By Jake Kohlman, © The SandsPur, 04/08/2005


Media Credit: Jessica Combs
AWARD WINNING AUTHOR: Rebecca Walker wrote best-seller Black, White and Jewish: Autobiography of a Shifting Self.

On Wednesday March 30, noted author and activist Rebecca Walker visited the Rollins campus for a talk and discussion with students in the Bush Auditorium.

Ms. Walker is the author of the award-winning bestseller Black, White and Jewish: Autobiography of a Shifting Self, as well as other works, and the cofounder of the Third Way Foundation, which on Ms. Walker's website calls itself "the only national, activist, philanthropic organization serving women aged 15-30". Ms. Walker's talk focused on the 'divisiveness' she sees in our society and her desire for people to be more open.

While Ms. Walker's talk itself was relatively brief, she only spoke for about 30 minutes; she covered a wide swath of territory with her words. She began by criticizing the "zealots influencing the very core of our government" and continued to say that conservatives control both houses of Congress, the White House, the FCC, radio, print news and TV.
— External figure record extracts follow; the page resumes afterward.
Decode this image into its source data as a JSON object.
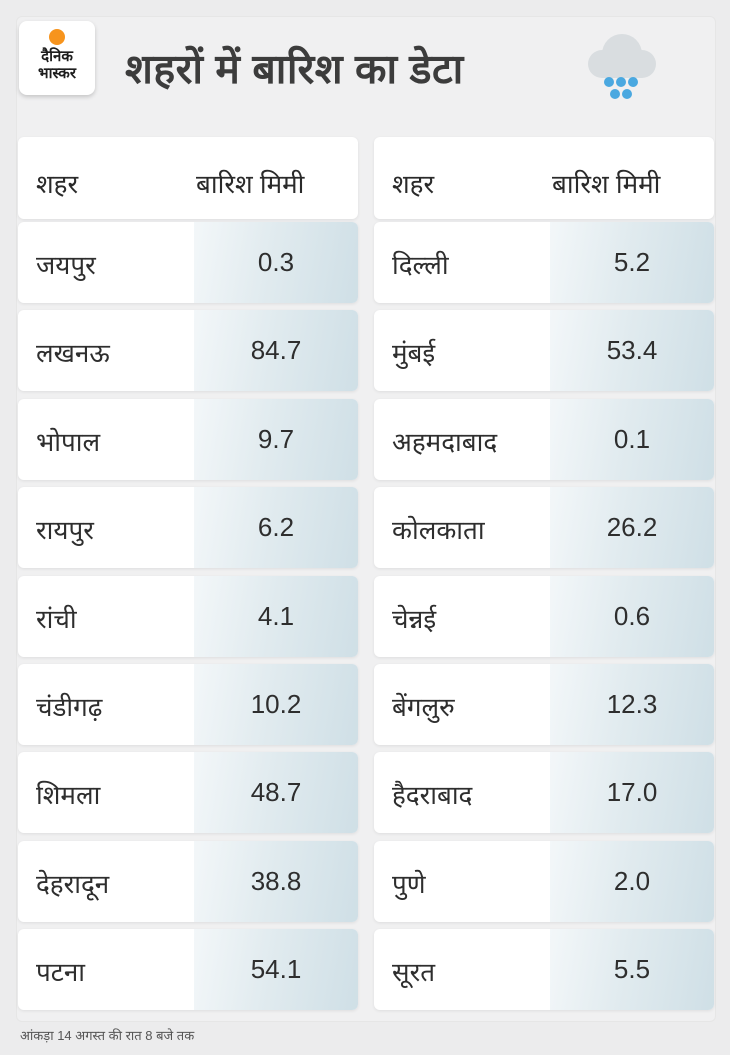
{
  "logo": {
    "line1": "दैनिक",
    "line2": "भास्कर"
  },
  "title": "शहरों में बारिश का डेटा",
  "headers": {
    "city": "शहर",
    "rain": "बारिश मिमी"
  },
  "left": [
    {
      "city": "जयपुर",
      "value": "0.3"
    },
    {
      "city": "लखनऊ",
      "value": "84.7"
    },
    {
      "city": "भोपाल",
      "value": "9.7"
    },
    {
      "city": "रायपुर",
      "value": "6.2"
    },
    {
      "city": "रांची",
      "value": "4.1"
    },
    {
      "city": "चंडीगढ़",
      "value": "10.2"
    },
    {
      "city": "शिमला",
      "value": "48.7"
    },
    {
      "city": "देहरादून",
      "value": "38.8"
    },
    {
      "city": "पटना",
      "value": "54.1"
    }
  ],
  "right": [
    {
      "city": "दिल्ली",
      "value": "5.2"
    },
    {
      "city": "मुंबई",
      "value": "53.4"
    },
    {
      "city": "अहमदाबाद",
      "value": "0.1"
    },
    {
      "city": "कोलकाता",
      "value": "26.2"
    },
    {
      "city": "चेन्नई",
      "value": "0.6"
    },
    {
      "city": "बेंगलुरु",
      "value": "12.3"
    },
    {
      "city": "हैदराबाद",
      "value": "17.0"
    },
    {
      "city": "पुणे",
      "value": "2.0"
    },
    {
      "city": "सूरत",
      "value": "5.5"
    }
  ],
  "footnote": "आंकड़ा 14 अगस्त की रात 8 बजे तक",
  "colors": {
    "logo_dot": "#f7941d",
    "cloud": "#d9dde0",
    "rain_drop": "#4aa8e0",
    "value_cell": "#cfdfe6"
  }
}
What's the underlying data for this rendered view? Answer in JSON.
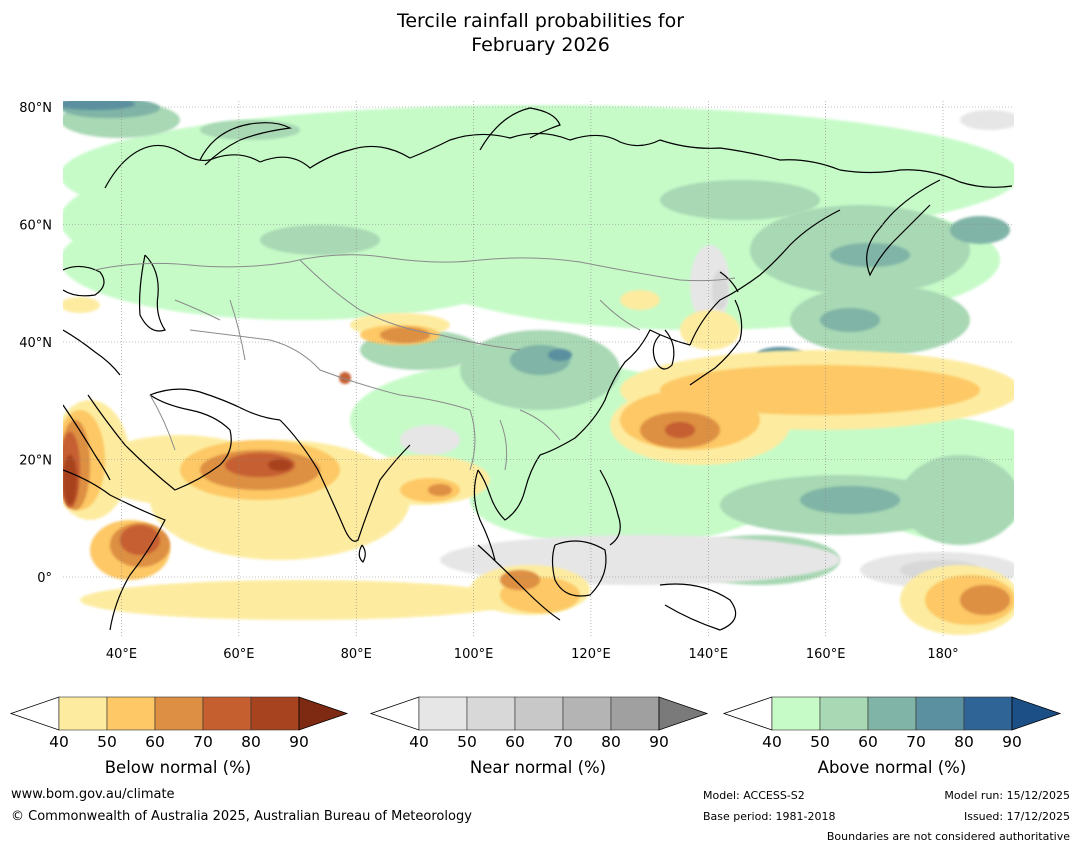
{
  "title_line1": "Tercile rainfall probabilities for",
  "title_line2": "February 2026",
  "lat_ticks": [
    "80°N",
    "60°N",
    "40°N",
    "20°N",
    "0°"
  ],
  "lon_ticks": [
    "40°E",
    "60°E",
    "80°E",
    "100°E",
    "120°E",
    "140°E",
    "160°E",
    "180°"
  ],
  "colorbars": [
    {
      "label": "Below normal (%)",
      "ticks": [
        "40",
        "50",
        "60",
        "70",
        "80",
        "90"
      ],
      "colors": [
        "#fdeca0",
        "#fdc865",
        "#dd8f43",
        "#c65f30",
        "#a8431f",
        "#7e2a12"
      ]
    },
    {
      "label": "Near normal (%)",
      "ticks": [
        "40",
        "50",
        "60",
        "70",
        "80",
        "90"
      ],
      "colors": [
        "#e6e6e6",
        "#d8d8d8",
        "#c8c8c8",
        "#b4b4b4",
        "#a0a0a0",
        "#7a7a7a"
      ]
    },
    {
      "label": "Above normal (%)",
      "ticks": [
        "40",
        "50",
        "60",
        "70",
        "80",
        "90"
      ],
      "colors": [
        "#c6fbc8",
        "#a8d8b4",
        "#7fb4a6",
        "#5a90a0",
        "#2f6496",
        "#1b4f85"
      ]
    }
  ],
  "footer": {
    "website": "www.bom.gov.au/climate",
    "copyright": "© Commonwealth of Australia 2025, Australian Bureau of Meteorology",
    "model": "Model: ACCESS-S2",
    "base_period": "Base period: 1981-2018",
    "model_run": "Model run: 15/12/2025",
    "issued": "Issued: 17/12/2025",
    "boundaries": "Boundaries are not considered authoritative"
  }
}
While she did at times sprinkle in critiques of the political left, much of her talk seemed to be inspired by a dislike for the direction of the country and those who Ms. Walker holds responsible for that direction. Ms. Walker warned that "Here is what we are dealing with: chaotic circumstances that we find ourselves in today disguised as forward motion are tinged with the potential for total annihilation"
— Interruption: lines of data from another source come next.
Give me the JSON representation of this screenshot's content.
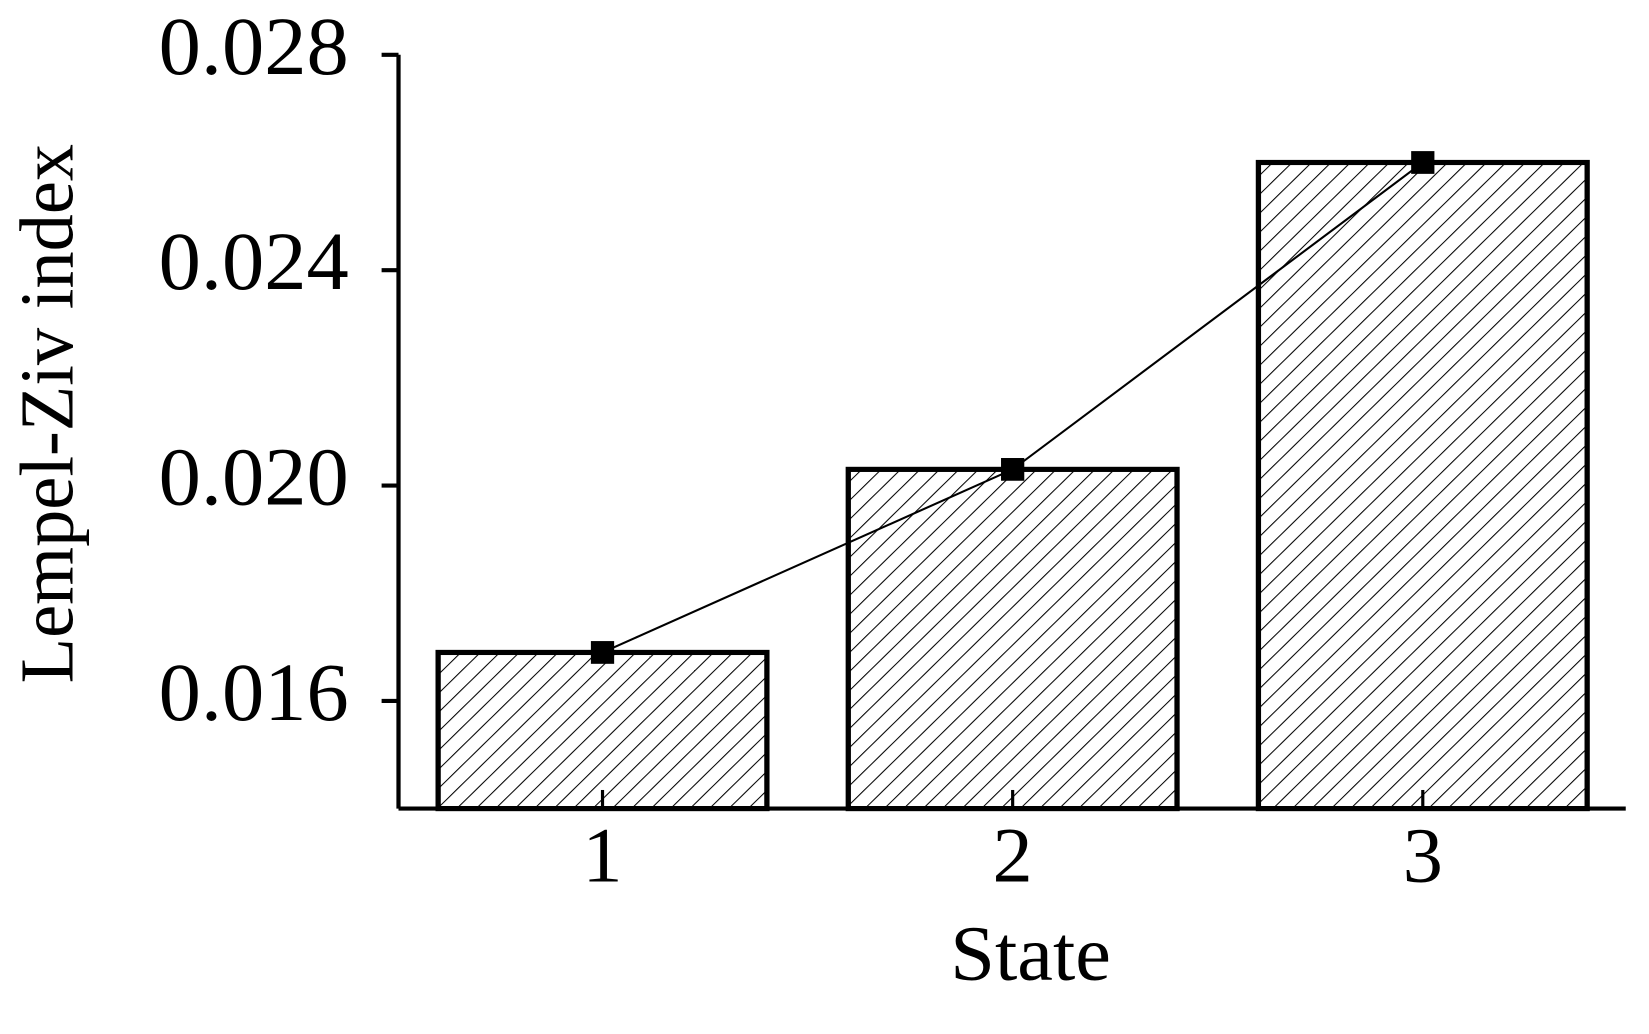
{
  "chart_data": {
    "type": "bar",
    "x_label": "State",
    "y_label": "Lempel-Ziv index",
    "categories": [
      "1",
      "2",
      "3"
    ],
    "values": [
      0.0169,
      0.0203,
      0.026
    ],
    "color": "#000000",
    "hatch": true,
    "line_overlay": true,
    "ylim": [
      0.014,
      0.028
    ],
    "yticks": [
      {
        "value": 0.016,
        "label": "0.016"
      },
      {
        "value": 0.02,
        "label": "0.020"
      },
      {
        "value": 0.024,
        "label": "0.024"
      },
      {
        "value": 0.028,
        "label": "0.028"
      }
    ]
  }
}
An overriding theme to Ms. Walker's talk and the subsequent discussion with audience members was Ms. Walker's desire to change the dialogue in this country. She spoke of a time in the past where "Public intellectuals required to listen and not just speak", along with her constant theme of divisiveness that she mentioned throughout the evening. Ms. Walker talked of what happens today will influence what happens tomorrow and she hopes that a new feeling of openness will overtake the current divisive status of our culture. She even when so far as to correct a questioner during the Q&A, pointing out that the very question being asked was a result of divisive thinking.

Ms. Walker provided some insight into what she means when she says she wants more openness; she talked of fulfilling the promise of life, liberty and happiness. She wondered "Why have we failed? Why have we been unable to manifest what we say we want for generation after generation?" and concluded that by striving for openness over divisiveness today we can change things for tomorrow.